Ни к чему отпираться мне.
Это я пускала ракеты по Харькову.
Это я лежала под бэхой, пыль отхаркивая.
Я, нежная, любовная, рыжая.
Это я почему-то совсем неуместно выжила.
Где я соврала?
Считай, что нигде.
Красное солнце лежит на чёрной воде.
Это я не вернулась
В беспорядок московских улиц,
Это я застрелена под Донецком,
Это я лежу под Камышевахой,
Это я хочу говорить, но не с кем,
Это я узнала пределы страха.
Это я засыпана в землю, и никто меня не назвал.

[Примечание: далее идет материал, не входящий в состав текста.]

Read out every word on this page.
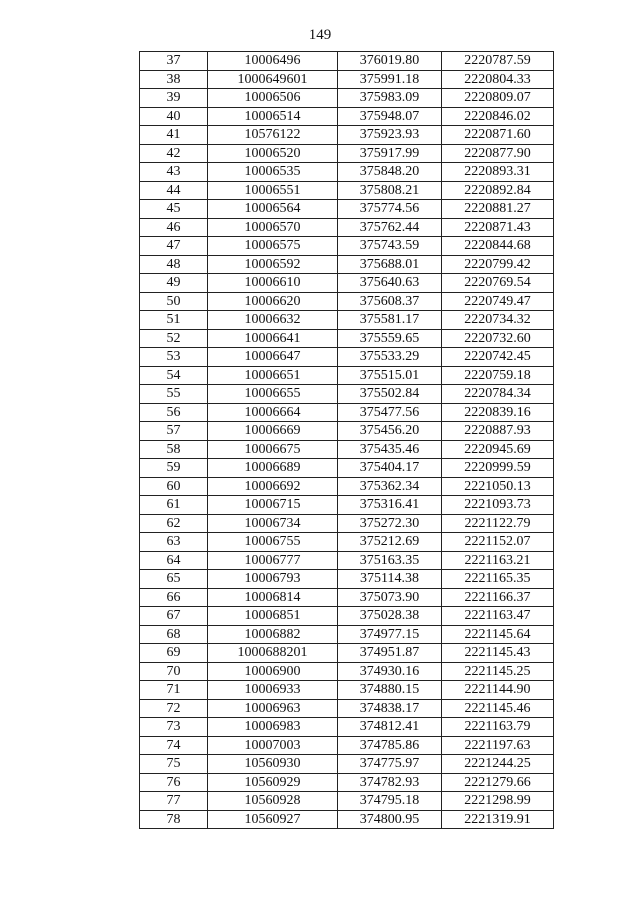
149
37	10006496	376019.80	2220787.59
38	1000649601	375991.18	2220804.33
39	10006506	375983.09	2220809.07
40	10006514	375948.07	2220846.02
41	10576122	375923.93	2220871.60
42	10006520	375917.99	2220877.90
43	10006535	375848.20	2220893.31
44	10006551	375808.21	2220892.84
45	10006564	375774.56	2220881.27
46	10006570	375762.44	2220871.43
47	10006575	375743.59	2220844.68
48	10006592	375688.01	2220799.42
49	10006610	375640.63	2220769.54
50	10006620	375608.37	2220749.47
51	10006632	375581.17	2220734.32
52	10006641	375559.65	2220732.60
53	10006647	375533.29	2220742.45
54	10006651	375515.01	2220759.18
55	10006655	375502.84	2220784.34
56	10006664	375477.56	2220839.16
57	10006669	375456.20	2220887.93
58	10006675	375435.46	2220945.69
59	10006689	375404.17	2220999.59
60	10006692	375362.34	2221050.13
61	10006715	375316.41	2221093.73
62	10006734	375272.30	2221122.79
63	10006755	375212.69	2221152.07
64	10006777	375163.35	2221163.21
65	10006793	375114.38	2221165.35
66	10006814	375073.90	2221166.37
67	10006851	375028.38	2221163.47
68	10006882	374977.15	2221145.64
69	1000688201	374951.87	2221145.43
70	10006900	374930.16	2221145.25
71	10006933	374880.15	2221144.90
72	10006963	374838.17	2221145.46
73	10006983	374812.41	2221163.79
74	10007003	374785.86	2221197.63
75	10560930	374775.97	2221244.25
76	10560929	374782.93	2221279.66
77	10560928	374795.18	2221298.99
78	10560927	374800.95	2221319.91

«Грады» бьют на выход, пора в подвал.
Подарил апельсин мне Сашка Урал.
Я не знаю, откуда он взял его на войне,
Я не знаю, почему – мне,
Но вот он лежит, оранжевый —
Завораживает.
«Для тех, кто погиб в бою…»
Для тех, кто погиб в бою,
есть специальный рай,
где не надо просыпаться
по крику «вставай»,
где вражеская не прёт пехота,
не утюжит прицельно арта,
где нет дурака-замполита,
штабных бумаг,
вообще ни черта
из земного страшного;
и в обед
борщ с картошкой жареной вместо галет.
В какой-то момент
он стучит по столу специального ангела —
такого в погонах,
такого строгого, увиденного впервые,
говорит: да сами гребитесь тут
в этом сонном
омуте; я требую увольнительную
на боевые.
Ангел что-то чертит в блокноте пальцем.
Он говорит: я понимаю,
вам неважно, кто там у меня остался,
но имейте ж совесть, мать вашу в рот,
там же до сих пор-то война идёт.
Ему вежливо объясняют:
всё это не по правилам,
как бы самого окончательно не угробило.
Понимаете, говорят ему,
мёртвые там ничего не могут,
это не я придумал, не сердитесь вы,
ради бога,
просто у вас там совсем ничего не будет,
ну зачем вам всё это видеть:
как цветком распускается мина,
как гибнут люди,
вы ведь уже разучились
быть,
любить,
ненавидеть,
то есть,
когда ваши там будут
с жизнью прощаться,
вы вообще не сможете
ну никак
вмешаться.
Он стучит по столу,
разбивается чашка,
у ангела порезаны пальцы.
в крови у него пальцы,
и ангел крылом машет,
бормочет под нос: «Да чёрт с ним».
Следующий кадр: терриконы,
на заднем плане поля весенние,
пехота идёт в наступление,
миномёт пашет,
молодой парень над ухом слышит
непонятное бормотание
и удар,
словно сзади толкнули:
обернуться необходимо.
Оборачивается —
и пуля
пролетает мимо.
«Его звали Максим…»
Его звали Максим,
И он был контрабандистом.
Когда началась война,
Ему было тридцать.
Меньше года
Он продержался,
Недолго.
Под Чернухино
Он вывозил гражданских,
Его накрыло осколком.
Мне потом говорили тихо:
Вы не могли бы
О нём не писать?
Всё-таки контрабандист,
Бандитская морда,
Позорит родину-мать.
Её звали Наташа.
Она была из Лисичанска.
Прикрывала отход сорока пацанов.
Ей оторвало голову —
Выстрел из танка.
Они говорят о ней,
Губы кривят,
Чтобы не плакать снова.
Она была повар и снайпер.
У неё не было позывного.
Её звали Рая,
Художник,
Ей было семьдесят лет.
Жарким августом,
Перед всей деревней,
В обед
Её били двое —
По почкам и по глазам,
Чёрный и рыжий,
Искавшие партизан.
Она ослепла,
Но всё-таки выжила.
Даже успела увидеть
На улице тело рыжего.
…а с тем,
Кто предатель,
А кому давать ордена,
Разбирайтесь, пожалуйста,
Как-нибудь без меня.
«Мы думали, что живём в эпоху безволья…»
Мы думали, что живём в эпоху безволья,
что мы кто угодно – но никогда не солдаты.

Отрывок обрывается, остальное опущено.